Later, Kevin Sharer, chairman of Amgen, the US biotech company, portrayed a very different relationship between board and chief executive: “Working with the board is vital, complex, and beyond your prior experience… It is among the most complex human relationships, especially if you’re the chairman, when you’re their boss, and they’re your boss. Get the relationship right, or it will hurt you.”

These two very different experiences open a new book, Boards that Lead: When to Take Charge, When to Partner and When to Stay Out of the Way. The central premise of this book is a plea: “Governing boards should take more active leadership of the enterprise, not just monitor its management.”

In recent years, government regulators have sought to make boards oversee their companies through checklists and tighter rules. Mercifully, the dry subject matter of regulations is of little interest to the authors of this book. Instead they insist that the difference between a well-run board and one that merely stands by or worse, runs roughshod over the chief executives’ plans, comes from “human dynamics, social architecture and business leadership of the board itself”.

The growing complexity of markets and strategy, the authors say, is one of the biggest challenges for board members.
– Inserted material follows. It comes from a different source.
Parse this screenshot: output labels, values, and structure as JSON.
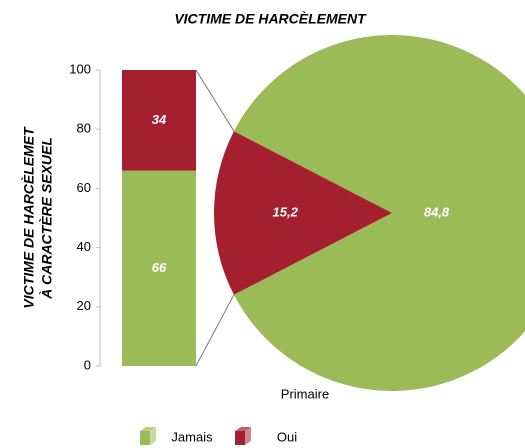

It also means that they cannot afford to sit back and rubber stamp executives’ plans.

Boards often fail to do their job, they point out, for example failing to do their due diligence. They cite the example of Yahoo’s chief executive Scott Thompson. After a few months in the post, it was discovered that he had listed a degree in both accounting and computer science, but had actually earned only the first. It later transpired that there was also a discrepancy in the qualifications listed by the director in charge of Thompson’s recruitment. A few months later, the board recruited Marissa Mayer as chief executive.

The writers know their stuff: Ram Charan is a business adviser; Dennis Carey is vice-chairman of Korn/Ferry International, the executive search firm; and Michael Useem is professor of management and director of the centre for leadership and change management at the Wharton school at the University of Pennsylvania.

The pace is brisk and the examples bring to life what could be an arid subject. They mix anecdote with pragmatic checklists of what to look for when recruiting a board member, how to avoid members becoming bombastic and rendering the board dysfunctional, when to take charge, when to stay out of the way, how to define a company’s central idea, how to select a board leader and how to root out dysfunctional directors.

The authors know their audience: people considering board positions or those already in them. They identify the trait that binds their readers together: lack of time. So, at the end of the book they suggest an alternative to reading the full 200-plus pages: an 18-point checklist.